Poorya Pzm Poorya Pzm - 27 days ago 8
Python Question

What does tf.nn.embedding_lookup function do?

tf.nn.embedding_lookup(params, ids, partition_strategy='mod', name=None)


I cannot understand the duty of this function. Is it like a lookup table? which means return the param corresponding for each id (in ids)?

For instance, in the
skip-gram
model if we use
tf.nn.embedding_lookup(embeddings, train_inputs)
, then for each
train_input
it finds the correspond embedding?

Answer

embedding_lookup function retrieves rows of the params tensor. The behavior is similar to using indexing with arrays in numpy. E.g.

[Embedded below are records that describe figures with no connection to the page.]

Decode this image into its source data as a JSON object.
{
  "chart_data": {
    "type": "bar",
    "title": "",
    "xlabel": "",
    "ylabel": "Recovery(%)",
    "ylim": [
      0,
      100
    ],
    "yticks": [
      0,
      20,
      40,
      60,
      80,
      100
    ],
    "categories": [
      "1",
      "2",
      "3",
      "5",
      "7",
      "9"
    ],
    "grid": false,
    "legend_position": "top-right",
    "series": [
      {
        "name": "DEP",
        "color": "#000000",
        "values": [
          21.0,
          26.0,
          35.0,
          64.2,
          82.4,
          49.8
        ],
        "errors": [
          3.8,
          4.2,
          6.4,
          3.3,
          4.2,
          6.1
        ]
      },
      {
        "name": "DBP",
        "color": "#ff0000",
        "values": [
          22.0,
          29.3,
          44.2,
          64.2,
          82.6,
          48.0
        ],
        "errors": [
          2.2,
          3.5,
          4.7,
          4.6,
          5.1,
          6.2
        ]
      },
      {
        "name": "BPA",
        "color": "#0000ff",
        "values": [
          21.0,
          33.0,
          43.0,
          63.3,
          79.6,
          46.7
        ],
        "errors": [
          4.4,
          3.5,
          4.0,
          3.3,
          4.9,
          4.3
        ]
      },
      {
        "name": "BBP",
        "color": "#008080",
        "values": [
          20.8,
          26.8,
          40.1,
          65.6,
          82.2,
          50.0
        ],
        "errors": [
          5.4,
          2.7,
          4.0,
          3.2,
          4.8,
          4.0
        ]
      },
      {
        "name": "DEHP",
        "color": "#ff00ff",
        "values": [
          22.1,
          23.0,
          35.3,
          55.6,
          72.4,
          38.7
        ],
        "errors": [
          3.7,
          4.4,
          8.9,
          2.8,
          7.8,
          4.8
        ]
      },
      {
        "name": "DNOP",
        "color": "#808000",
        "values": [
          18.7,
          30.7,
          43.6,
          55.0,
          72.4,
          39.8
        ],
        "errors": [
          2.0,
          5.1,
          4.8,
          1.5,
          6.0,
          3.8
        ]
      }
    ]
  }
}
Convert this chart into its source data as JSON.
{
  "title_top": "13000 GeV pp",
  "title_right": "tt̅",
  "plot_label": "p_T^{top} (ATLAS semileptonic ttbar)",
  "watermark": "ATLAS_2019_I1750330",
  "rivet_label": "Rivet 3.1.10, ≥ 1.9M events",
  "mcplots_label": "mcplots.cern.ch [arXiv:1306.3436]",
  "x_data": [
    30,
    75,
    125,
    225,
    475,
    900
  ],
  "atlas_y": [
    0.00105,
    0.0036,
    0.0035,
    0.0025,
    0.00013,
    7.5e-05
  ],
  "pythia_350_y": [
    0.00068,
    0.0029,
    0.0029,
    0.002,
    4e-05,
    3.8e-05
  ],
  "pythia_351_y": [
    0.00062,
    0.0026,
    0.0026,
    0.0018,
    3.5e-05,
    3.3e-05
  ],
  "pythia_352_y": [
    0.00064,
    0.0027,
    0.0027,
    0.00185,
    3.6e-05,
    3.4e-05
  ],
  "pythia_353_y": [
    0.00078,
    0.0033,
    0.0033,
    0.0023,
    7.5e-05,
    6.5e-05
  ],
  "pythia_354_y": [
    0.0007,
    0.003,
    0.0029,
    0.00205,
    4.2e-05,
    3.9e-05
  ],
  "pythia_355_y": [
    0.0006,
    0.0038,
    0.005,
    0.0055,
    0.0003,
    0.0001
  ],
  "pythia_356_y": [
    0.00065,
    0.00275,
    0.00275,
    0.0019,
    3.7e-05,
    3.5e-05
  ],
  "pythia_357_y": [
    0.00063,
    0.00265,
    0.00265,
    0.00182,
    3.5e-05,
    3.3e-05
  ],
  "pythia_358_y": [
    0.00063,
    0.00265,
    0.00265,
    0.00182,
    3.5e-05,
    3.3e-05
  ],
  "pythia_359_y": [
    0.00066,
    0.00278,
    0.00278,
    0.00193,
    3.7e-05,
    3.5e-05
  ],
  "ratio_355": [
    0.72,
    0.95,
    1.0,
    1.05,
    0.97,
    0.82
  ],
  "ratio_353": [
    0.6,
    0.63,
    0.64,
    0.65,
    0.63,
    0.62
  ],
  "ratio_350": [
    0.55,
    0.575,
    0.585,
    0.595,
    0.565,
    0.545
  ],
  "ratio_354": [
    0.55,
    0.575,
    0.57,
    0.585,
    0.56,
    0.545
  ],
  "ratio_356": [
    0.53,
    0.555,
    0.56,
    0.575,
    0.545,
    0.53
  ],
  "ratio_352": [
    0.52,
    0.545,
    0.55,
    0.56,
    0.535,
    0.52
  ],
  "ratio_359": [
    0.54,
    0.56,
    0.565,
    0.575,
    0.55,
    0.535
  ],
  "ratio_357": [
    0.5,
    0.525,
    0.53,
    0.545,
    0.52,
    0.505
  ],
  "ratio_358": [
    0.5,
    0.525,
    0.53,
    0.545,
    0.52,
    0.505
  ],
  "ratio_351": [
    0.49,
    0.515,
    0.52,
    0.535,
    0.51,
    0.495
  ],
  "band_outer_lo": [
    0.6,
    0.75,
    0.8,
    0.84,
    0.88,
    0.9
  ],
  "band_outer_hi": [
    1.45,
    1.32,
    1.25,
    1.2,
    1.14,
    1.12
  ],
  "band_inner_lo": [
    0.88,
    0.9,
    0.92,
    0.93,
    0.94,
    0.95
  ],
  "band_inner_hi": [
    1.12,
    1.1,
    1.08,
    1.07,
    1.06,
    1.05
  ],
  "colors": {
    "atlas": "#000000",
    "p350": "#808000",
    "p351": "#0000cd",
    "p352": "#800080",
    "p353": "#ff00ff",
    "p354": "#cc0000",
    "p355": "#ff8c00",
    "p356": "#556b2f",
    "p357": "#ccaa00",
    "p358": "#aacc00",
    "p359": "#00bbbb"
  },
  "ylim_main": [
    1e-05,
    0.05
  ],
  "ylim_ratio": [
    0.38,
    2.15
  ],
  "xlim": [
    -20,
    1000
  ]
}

matrix = np.random.random([1024, 64])  # 64-dimensional embeddings
ids = np.array([0, 5, 17, 33])
print matrix[ids]  # prints a matrix of shape [4, 64] 

params argument can be also a list of tensors in which case the ids will be distributed among the tensors. E.g. given a list of 3 [2, 64] tensors the default behavior is that they will represent ids: [0, 3], [1, 4], [2, 5]. partition_strategy controls the way how the ids are distributed among the list. The partitioning is useful for larger scale problems when the matrix might be too large to keep in one piece.